Les artistes et les expos
Robert Groborne entre les lignes
par Gérard-Georges Lemaire

Chaque pièce est élaborée pour que le regard soit accompagné de sensations tactiles très prégnantes. On pourrait même croire que l’artiste a voulu mettre en pratique des thèmes développés par Denis Diderot dans sa Lettre sur les aveugles à l’usage de ceux qui voient. Le titre de cet essai mémorable dit beaucoup de ce que le philosophe a voulu exprimer : une réflexion sur la perte d’un des sens les plus importants pour l’homme, mais aussi une conception du monde tangible que nous autres, les voyants, ne sommes pas en mesure de percevoir. Ce que la vue perd par l’ablation relative des formes et des couleurs, elle le retrouve, d’une autre façon, par l’illusion du toucher, qui ne cesse d’approfondir la connaissance de l’œuvre et qui en retire de nouvelles jouissances. Tout ici est question de minces allusions, de gestes à peine esquissés, de mise en perspective de beautés soigneusement cachées du matériau. La main complète la vision, l’enrichie sans cesse et parfois la contredit pour qu’elle puisse s’exerce avec plus de discernement et de finesse.

      J’ai parlé de poésie à propos de la démarche de Robert Groborne.

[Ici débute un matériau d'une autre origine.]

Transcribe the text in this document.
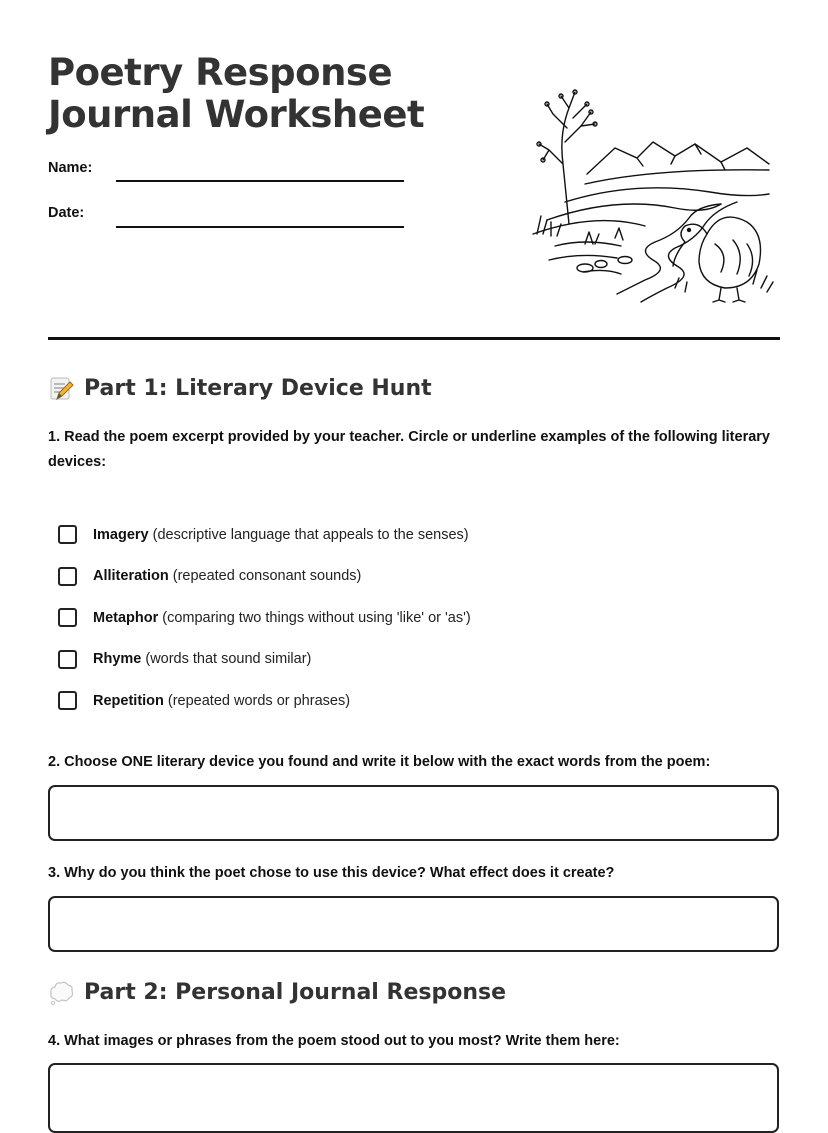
Poetry Response
Journal Worksheet
Name:
Date:
Part 1: Literary Device Hunt

1. Read the poem excerpt provided by your teacher. Circle or underline examples of the following literary devices:

Imagery (descriptive language that appeals to the senses)
Alliteration (repeated consonant sounds)
Metaphor (comparing two things without using 'like' or 'as')
Rhyme (words that sound similar)
Repetition (repeated words or phrases)

2. Choose ONE literary device you found and write it below with the exact words from the poem:

3. Why do you think the poet chose to use this device? What effect does it create?

Part 2: Personal Journal Response

4. What images or phrases from the poem stood out to you most? Write them here:
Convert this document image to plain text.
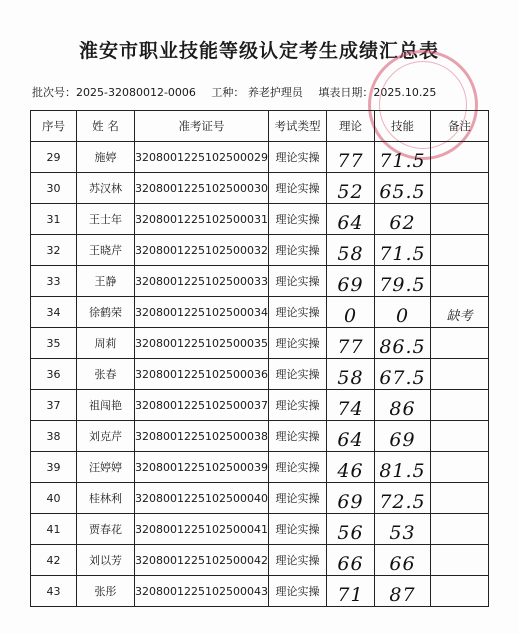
淮安市职业技能等级认定考生成绩汇总表
批次号：2025-32080012-0006 工种： 养老护理员 填表日期：2025.10.25
序号	姓 名	准考证号	考试类型	理论	技能	备注
29	施婷	3208001225102500029	理论实操	77	71.5	
30	苏汉林	3208001225102500030	理论实操	52	65.5	
31	王士年	3208001225102500031	理论实操	64	62	
32	王晓芹	3208001225102500032	理论实操	58	71.5	
33	王静	3208001225102500033	理论实操	69	79.5	
34	徐鹤荣	3208001225102500034	理论实操	0	0	缺考
35	周莉	3208001225102500035	理论实操	77	86.5	
36	张春	3208001225102500036	理论实操	58	67.5	
37	祖闯艳	3208001225102500037	理论实操	74	86	
38	刘克芹	3208001225102500038	理论实操	64	69	
39	汪婷婷	3208001225102500039	理论实操	46	81.5	
40	桂林利	3208001225102500040	理论实操	69	72.5	
41	贾春花	3208001225102500041	理论实操	56	53	
42	刘以芳	3208001225102500042	理论实操	66	66	
43	张彤	3208001225102500043	理论实操	71	87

Et pas seulement parce que je sais que c’est un lecteur passionné d’Edmond Jabès et si je le vois comme un peintre qui réalise dans la peinture ce que Paul Celan a fait dans ses poèmes. Il est évident, selon moi, qu’il exige de ses travaux de répondre à l’ut pictura poesis sorti tout droit de l’Ars poetica d’Horace. Sa formulation est d’ailleurs ambiguë et l’on ne sait si c’est la peinture qui doit se nourrir de poésie ou si c’est la poésie qui est comparable à cette première. Ce qui est sûr, c’est que Groborne entend condenser en un périmètre délimité une charge sensible et intelligible aussi puissante qu’elle paraît imperceptible. C’est un chuchotement de l’âme dont on mesure, pas à pas, au gré de l’apprentissage de ce genre de méditation plastique, qui se traduit par l’affirmation d’une représentation du monde à travers le sentiment et le savoir, mais à condition que ce sentiment et ces connaissances n’étouffent pas la réalité vivante de l’ouvrage et ne viennent pas gâcher cette relation avec nous, les dilettantes, si délicate à établir et à cultiver.

      Robert Groborne compte parmi les artistes les plus intéressants et les plus singuliers de sa génération. Il serait temps qu’on se le dise !

Gérard-Georges Lemaire

Robert Groborne, voyageur immobile, galerie Alain Margaron, Paris.
Catalogue : Isabelle Monod-Fontaine, Alain Margaron Editeur, 112 p., 25 €.